The server moves your words.
It never reads them.

We gave up the conveniences. We meant to.

Mainstream chat apps ship accounts, contact discovery, group invites, forwarding, and cross-device history. Each of those is a surface that lets you be found, followed, and correlated. We do not ship them. What you trade for the rough edges is a chat you actually own.

Have it. Know it. Prove it.

A channel can ask for three things to let someone in: the link you have, the password you know, and the knock that says who you are. For two friends, only the link is required. For an agent pairing, all three are.

Human rooms can skip the password and the knock. Agent pairing uses both: the CLI prints a fresh code and asks for a hidden knock, then only approves a phone that holds all three.

The secret never leaves your browser.

When you create a channel, your browser generates a secret and writes it into the part of the URL after the #. Browsers do not send that part to a server. Our server gets a hash of the room. It never gets the key.

Every message is locked before it leaves you.

When you tap send, your browser encrypts the message with a key derived from the channel secret and, if you set one, the password. The server receives an opaque blob and forwards it. The other browser — or the bridge on your own machine — uses the same inputs to open it.

Messages use AES-256-GCM. Keys are derived from the channel secret and the optional password with HKDF-SHA256.

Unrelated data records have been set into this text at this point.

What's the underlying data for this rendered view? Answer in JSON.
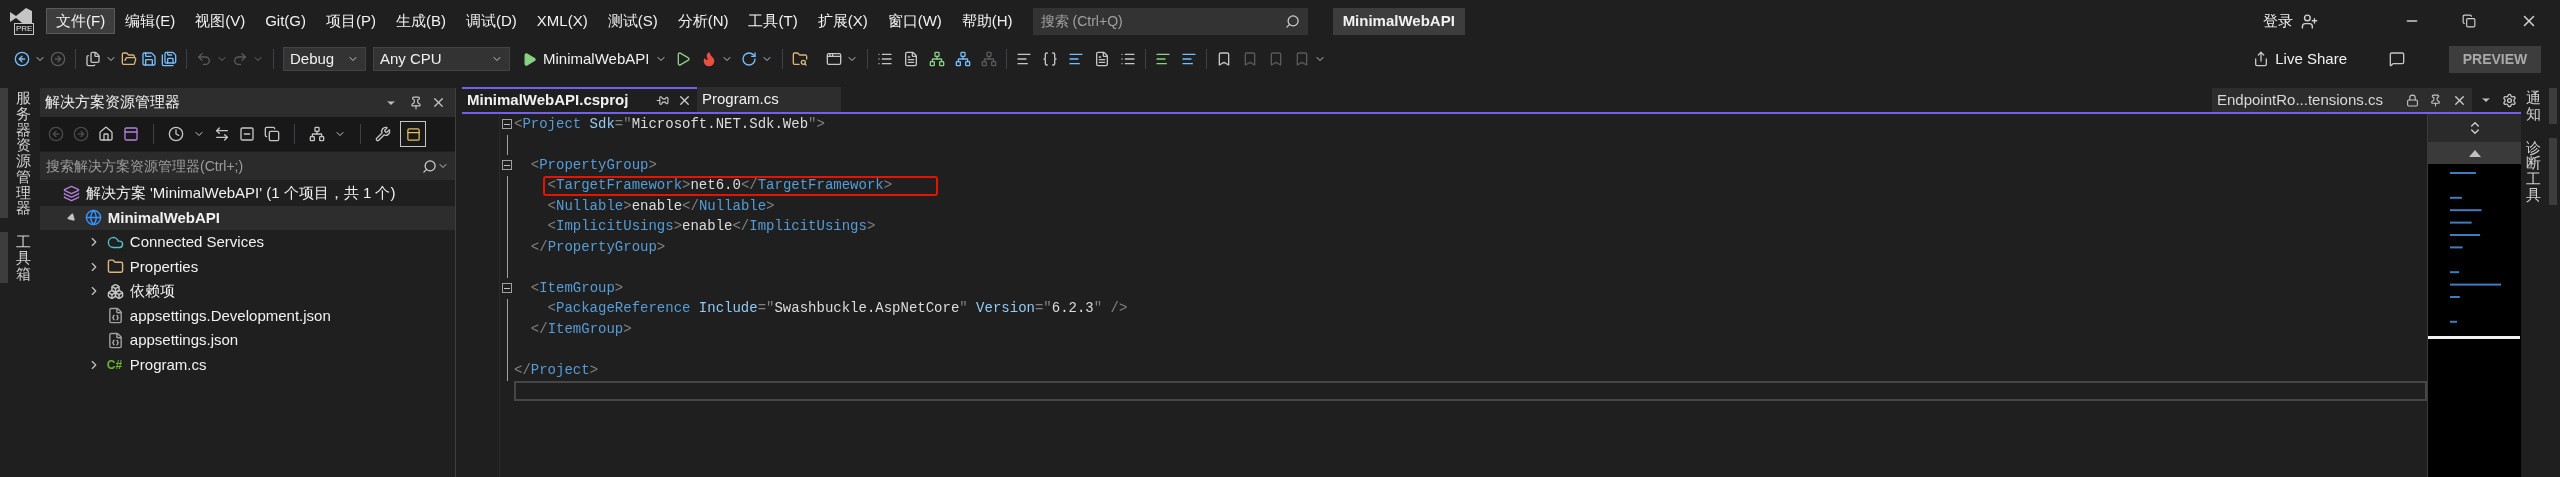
{
  "menu": {
    "logo_badge": "PRE",
    "items": [
      {
        "label": "文件(F)",
        "selected": true
      },
      {
        "label": "编辑(E)",
        "selected": false
      },
      {
        "label": "视图(V)",
        "selected": false
      },
      {
        "label": "Git(G)",
        "selected": false
      },
      {
        "label": "项目(P)",
        "selected": false
      },
      {
        "label": "生成(B)",
        "selected": false
      },
      {
        "label": "调试(D)",
        "selected": false
      },
      {
        "label": "XML(X)",
        "selected": false
      },
      {
        "label": "测试(S)",
        "selected": false
      },
      {
        "label": "分析(N)",
        "selected": false
      },
      {
        "label": "工具(T)",
        "selected": false
      },
      {
        "label": "扩展(X)",
        "selected": false
      },
      {
        "label": "窗口(W)",
        "selected": false
      },
      {
        "label": "帮助(H)",
        "selected": false
      }
    ]
  },
  "search": {
    "placeholder": "搜索 (Ctrl+Q)"
  },
  "solution_title": "MinimalWebAPI",
  "sign_in": "登录",
  "toolbar": {
    "configuration": "Debug",
    "platform": "Any CPU",
    "startup": "MinimalWebAPI",
    "live_share": "Live Share",
    "preview": "PREVIEW"
  },
  "left_strip": [
    {
      "label": "服务器资源管理器"
    },
    {
      "label": "工具箱"
    }
  ],
  "right_strip": [
    {
      "label": "通知"
    },
    {
      "label": "诊断工具"
    }
  ],
  "solution_explorer": {
    "title": "解决方案资源管理器",
    "search": {
      "placeholder": "搜索解决方案资源管理器(Ctrl+;)"
    },
    "tree": [
      {
        "kind": "solution",
        "label": "解决方案 'MinimalWebAPI' (1 个项目，共 1 个)",
        "selected": false,
        "children": [
          {
            "kind": "project",
            "label": "MinimalWebAPI",
            "expandable": true,
            "expanded": true,
            "selected": true,
            "children": [
              {
                "kind": "services",
                "label": "Connected Services",
                "expandable": true,
                "expanded": false,
                "selected": false
              },
              {
                "kind": "properties",
                "label": "Properties",
                "expandable": true,
                "expanded": false,
                "selected": false
              },
              {
                "kind": "dependencies",
                "label": "依赖项",
                "expandable": true,
                "expanded": false,
                "selected": false
              },
              {
                "kind": "json",
                "label": "appsettings.Development.json",
                "expandable": false,
                "expanded": false,
                "selected": false
              },
              {
                "kind": "json",
                "label": "appsettings.json",
                "expandable": false,
                "expanded": false,
                "selected": false
              },
              {
                "kind": "csharp",
                "icon_text": "C#",
                "label": "Program.cs",
                "expandable": true,
                "expanded": false,
                "selected": false
              }
            ]
          }
        ]
      }
    ]
  },
  "editor": {
    "tabs": [
      {
        "label": "MinimalWebAPI.csproj",
        "selected": true
      },
      {
        "label": "Program.cs",
        "selected": false
      }
    ],
    "pinned_tab": {
      "label": "EndpointRo...tensions.cs"
    },
    "lines": [
      {
        "fold": true,
        "highlighted": false,
        "current": false,
        "tokens": [
          {
            "kind": "punct",
            "text": "<"
          },
          {
            "kind": "tag",
            "text": "Project"
          },
          {
            "kind": "attr",
            "text": " Sdk"
          },
          {
            "kind": "punct",
            "text": "=\""
          },
          {
            "kind": "value",
            "text": "Microsoft.NET.Sdk.Web"
          },
          {
            "kind": "punct",
            "text": "\">"
          }
        ]
      },
      {
        "fold": false,
        "highlighted": false,
        "current": false
      },
      {
        "fold": true,
        "highlighted": false,
        "current": false,
        "tokens": [
          {
            "kind": "punct",
            "text": "  <"
          },
          {
            "kind": "tag",
            "text": "PropertyGroup"
          },
          {
            "kind": "punct",
            "text": ">"
          }
        ]
      },
      {
        "fold": false,
        "highlighted": true,
        "current": false,
        "tokens": [
          {
            "kind": "punct",
            "text": "    <"
          },
          {
            "kind": "tag",
            "text": "TargetFramework"
          },
          {
            "kind": "punct",
            "text": ">"
          },
          {
            "kind": "text",
            "text": "net6.0"
          },
          {
            "kind": "punct",
            "text": "</"
          },
          {
            "kind": "tag",
            "text": "TargetFramework"
          },
          {
            "kind": "punct",
            "text": ">"
          }
        ]
      },
      {
        "fold": false,
        "highlighted": false,
        "current": false,
        "tokens": [
          {
            "kind": "punct",
            "text": "    <"
          },
          {
            "kind": "tag",
            "text": "Nullable"
          },
          {
            "kind": "punct",
            "text": ">"
          },
          {
            "kind": "text",
            "text": "enable"
          },
          {
            "kind": "punct",
            "text": "</"
          },
          {
            "kind": "tag",
            "text": "Nullable"
          },
          {
            "kind": "punct",
            "text": ">"
          }
        ]
      },
      {
        "fold": false,
        "highlighted": false,
        "current": false,
        "tokens": [
          {
            "kind": "punct",
            "text": "    <"
          },
          {
            "kind": "tag",
            "text": "ImplicitUsings"
          },
          {
            "kind": "punct",
            "text": ">"
          },
          {
            "kind": "text",
            "text": "enable"
          },
          {
            "kind": "punct",
            "text": "</"
          },
          {
            "kind": "tag",
            "text": "ImplicitUsings"
          },
          {
            "kind": "punct",
            "text": ">"
          }
        ]
      },
      {
        "fold": false,
        "highlighted": false,
        "current": false,
        "tokens": [
          {
            "kind": "punct",
            "text": "  </"
          },
          {
            "kind": "tag",
            "text": "PropertyGroup"
          },
          {
            "kind": "punct",
            "text": ">"
          }
        ]
      },
      {
        "fold": false,
        "highlighted": false,
        "current": false
      },
      {
        "fold": true,
        "highlighted": false,
        "current": false,
        "tokens": [
          {
            "kind": "punct",
            "text": "  <"
          },
          {
            "kind": "tag",
            "text": "ItemGroup"
          },
          {
            "kind": "punct",
            "text": ">"
          }
        ]
      },
      {
        "fold": false,
        "highlighted": false,
        "current": false,
        "tokens": [
          {
            "kind": "punct",
            "text": "    <"
          },
          {
            "kind": "tag",
            "text": "PackageReference"
          },
          {
            "kind": "attr",
            "text": " Include"
          },
          {
            "kind": "punct",
            "text": "=\""
          },
          {
            "kind": "value",
            "text": "Swashbuckle.AspNetCore"
          },
          {
            "kind": "punct",
            "text": "\""
          },
          {
            "kind": "attr",
            "text": " Version"
          },
          {
            "kind": "punct",
            "text": "=\""
          },
          {
            "kind": "value",
            "text": "6.2.3"
          },
          {
            "kind": "punct",
            "text": "\" />"
          }
        ]
      },
      {
        "fold": false,
        "highlighted": false,
        "current": false,
        "tokens": [
          {
            "kind": "punct",
            "text": "  </"
          },
          {
            "kind": "tag",
            "text": "ItemGroup"
          },
          {
            "kind": "punct",
            "text": ">"
          }
        ]
      },
      {
        "fold": false,
        "highlighted": false,
        "current": false
      },
      {
        "fold": false,
        "highlighted": false,
        "current": false,
        "tokens": [
          {
            "kind": "punct",
            "text": "</"
          },
          {
            "kind": "tag",
            "text": "Project"
          },
          {
            "kind": "punct",
            "text": ">"
          }
        ]
      },
      {
        "fold": false,
        "highlighted": false,
        "current": true
      }
    ]
  }
}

Joining is a knock, not an account.

A new person opens the link and knocks. Someone already inside sees the knock and approves. For an agent, the local bridge joins from your machine, decrypts the knock with the pairing code, and matches the body against a hidden session message before it lets the phone in. There is no global identity to search, follow, invite, or leak.

• Nobody owns the room. Anyone inside can approve a knock or close the room.
• Nothing to recover. Lose your link and your local data and we have nothing to give you back.
• No public lobby. A channel is useful only to people who already have the link.

We keep the routing. You keep the words.

Our database holds a hash of each channel, a hash of each participant token, and timestamps. Enough to deliver an encrypted event to the right place. Not enough to read it. Your readable message history lives in IndexedDB on your own device.

A channel can opt into encrypted offline catch-up. The server stores ciphertext only, capped by retention rules — newest messages first, old ciphertext expires instead of becoming permanent cloud history.

What we won't pretend to fix.

We protect the contents of your messages from our server. We don't fix bad link-sharing habits. We don't hide your network metadata from your ISP. And we don't decide whether an agent command is safe to run. Those choices stay with you.

• You still have to trust the code we ship. End-to-end crypto runs in the client you load. A compromised origin could serve malicious JavaScript. For high-trust rooms, self-host and read the code.
• Metadata doesn't disappear. Routing data, timestamps, and network traffic exist by definition.
• Agent safety is your call. A private channel doesn't prove a file edit, a shell command, or a git push is correct.

If a link gets shared too widely, close the room and create a new one. That is the clean escape hatch.